For instance, one way to represent strings (escpecially if the string isn't supposed to exceed a certain length) is to specify in the protocol that the string is alway encoded as a fixed number of bytes, and if it's shorter, the rest is padded out with zero bytes.
Which brings us to our first example, a bug that was present in early versions of the BOOTP server. The BOOTP protocol allows clients to automatically discover configuration information at boot time.7.4 The simplest case is for clients to broadcast a packet containing just their hardware address, and the server looking up all the client's information based on this address. But there are more complex scenarios in which the client provides the server with some hints about what type of configuration they need.

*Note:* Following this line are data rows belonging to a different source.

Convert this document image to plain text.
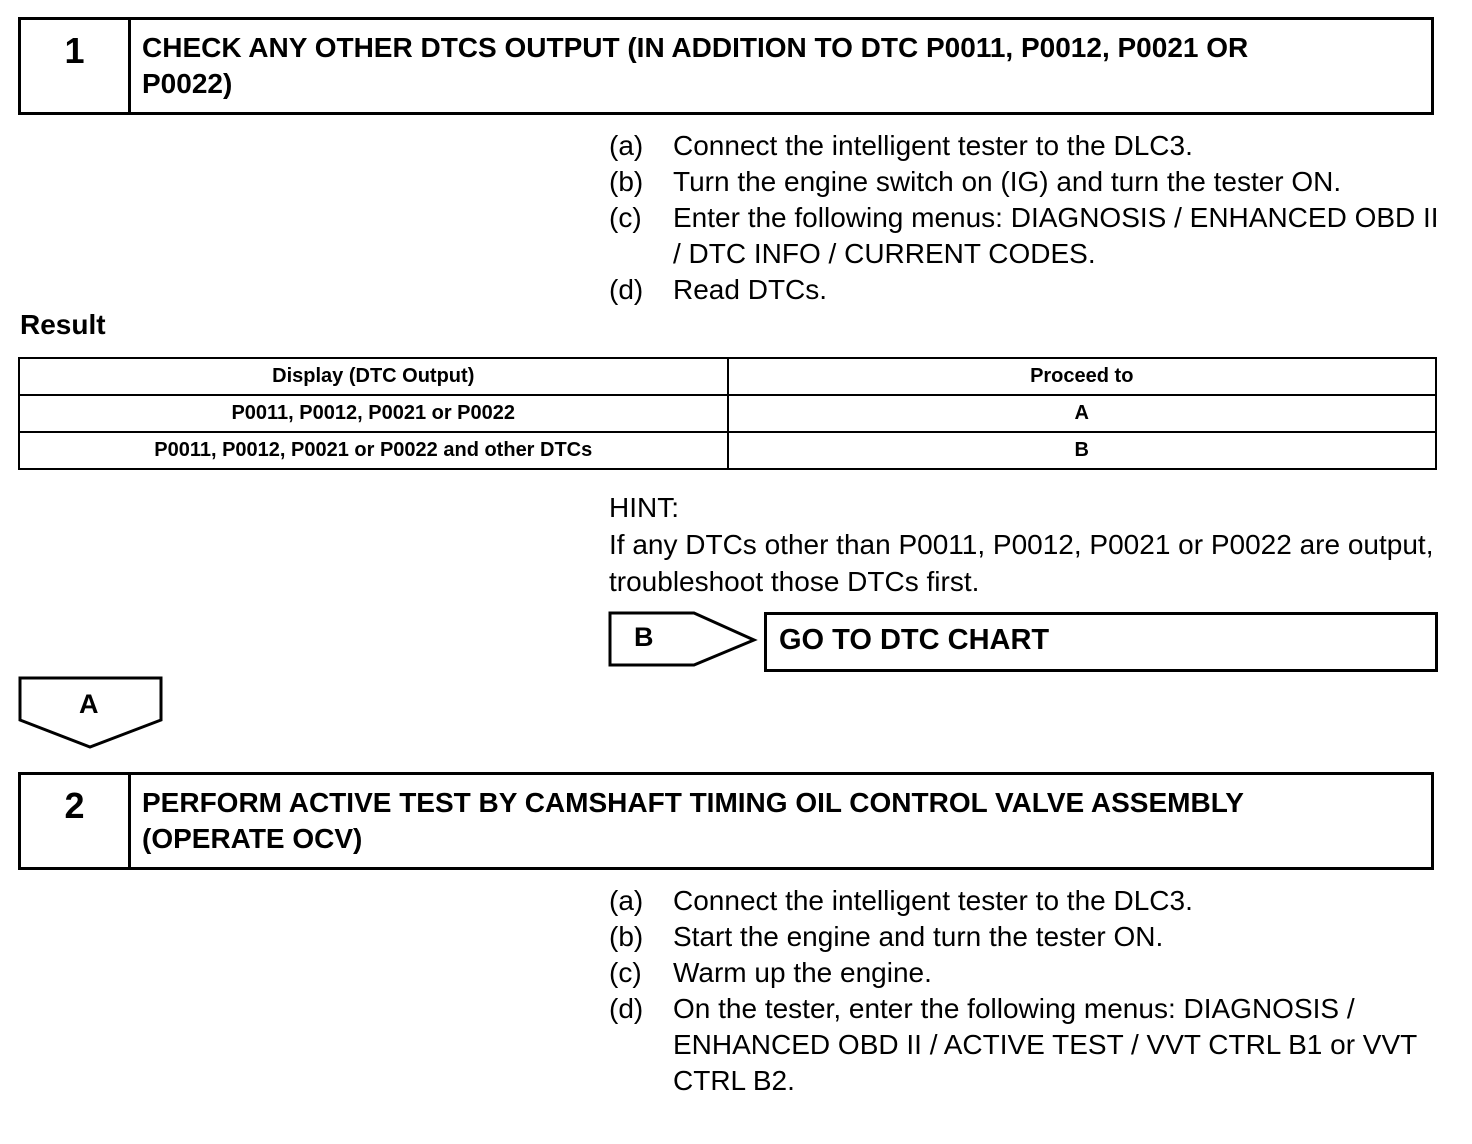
1	CHECK ANY OTHER DTCS OUTPUT (IN ADDITION TO DTC P0011, P0012, P0021 OR
P0022)
(a)	Connect the intelligent tester to the DLC3.
(b)	Turn the engine switch on (IG) and turn the tester ON.
(c)	Enter the following menus: DIAGNOSIS / ENHANCED OBD II / DTC INFO / CURRENT CODES.
(d)	Read DTCs.
Result
Display (DTC Output)	Proceed to
P0011, P0012, P0021 or P0022	A
P0011, P0012, P0021 or P0022 and other DTCs	B
HINT:
If any DTCs other than P0011, P0012, P0021 or P0022 are output, troubleshoot those DTCs first.
B	GO TO DTC CHART
A
2	PERFORM ACTIVE TEST BY CAMSHAFT TIMING OIL CONTROL VALVE ASSEMBLY
(OPERATE OCV)
(a)	Connect the intelligent tester to the DLC3.
(b)	Start the engine and turn the tester ON.
(c)	Warm up the engine.
(d)	On the tester, enter the following menus: DIAGNOSIS / ENHANCED OBD II / ACTIVE TEST / VVT CTRL B1 or VVT CTRL B2.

One such hint is the name of the boot file that tells diskless clients7.5 what kernel image to download.
XXX: BOOTP is a good example of a network service that is useful but trusts the local network layer
The BOOTP packet header looks roughly like like this:
struct bootp {
/* various fields */
...
char bp_file[64];
char bp_vend[128];
};
The server code that dealt with incoming BOOTP requests looked something like this:
struct bootp *bp;
char buffer[4196];
char path[1024];
int n;
if (read(socket, buffer, sizeof(buffer)) < 0)
return;
bp = (struct bootp *) buffer;
... lots of exciting stuff ...
if (bp->bp_file[0]) {
strcpy(path, bp->bp_file);
... more exciting stuff ...
}
This code looks harmless enough; after all, according to the definition
of the BOOTP header, the bp_file field can be 64 characters at
most, so there should be plenty of room in the 1024 byte buffer, right?
The problem though is that all the header declaration says is that at
offset so-and-so, there are 64 bytes reserved where a string can go.

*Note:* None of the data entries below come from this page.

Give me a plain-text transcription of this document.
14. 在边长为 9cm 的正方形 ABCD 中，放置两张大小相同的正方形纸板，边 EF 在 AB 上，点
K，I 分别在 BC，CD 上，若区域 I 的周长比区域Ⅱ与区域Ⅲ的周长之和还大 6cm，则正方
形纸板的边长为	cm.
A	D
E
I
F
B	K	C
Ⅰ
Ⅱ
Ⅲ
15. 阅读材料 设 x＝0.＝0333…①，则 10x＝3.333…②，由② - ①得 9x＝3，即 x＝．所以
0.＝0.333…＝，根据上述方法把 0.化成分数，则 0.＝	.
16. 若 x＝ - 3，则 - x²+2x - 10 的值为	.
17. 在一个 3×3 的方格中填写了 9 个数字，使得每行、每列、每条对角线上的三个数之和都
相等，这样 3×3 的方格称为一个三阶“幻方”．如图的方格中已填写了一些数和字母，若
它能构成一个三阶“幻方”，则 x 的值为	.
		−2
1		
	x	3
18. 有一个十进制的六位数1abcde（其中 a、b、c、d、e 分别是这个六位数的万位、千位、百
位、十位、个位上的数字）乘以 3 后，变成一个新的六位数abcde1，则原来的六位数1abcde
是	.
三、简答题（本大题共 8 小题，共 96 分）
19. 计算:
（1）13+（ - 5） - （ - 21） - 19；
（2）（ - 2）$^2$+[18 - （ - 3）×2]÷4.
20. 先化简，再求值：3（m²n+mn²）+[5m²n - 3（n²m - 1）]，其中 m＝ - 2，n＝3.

In the C programming language, strings must be terminated by the
NUL character. There's nothing in the world that keeps an attacker
from sending a packet that looks like a sane BOOTP request up to
the bp_file offset, and starting at the offset contains 2000
consecutive A's without a single NUL byte inside. Or, rather than 2000 A's,
include a standard stack smashing buffer overflow exploit.
There are several ways to fix this problem. One is to check the contents
of bp_file and drop the packet if there's no NUL byte within
the 64 byte array. Another is to just make sure we don't copy more
bytes to the path buffer than it's able to hold, as shown here:
strncpy(path, bp->bp_file, sizeof(path));
path[sizeof(path)-1] = '\0';
The second statement is required because contrary to common belief, strncpy does not add a NUL byte to the resulting string if the source string is longer than the indicated maximum.
The second solution is the one that most people implement when dealing with potential buffer overflow problems, and it's practical in most cases. I tend to prefer the first, however, because you may not catch all uses of data from packet. For instance, there's the RWHO protocol, used to broadcast the list of active users to machines on the local network. The rwhod daemon processes incoming packets and stores the raw packet in a file that can be displayed by users using the rwho utility. In this case, it is clearly preferable for the server process to drop bogus packets right from the start rather than having to deal with these issues inside the client utilities as well.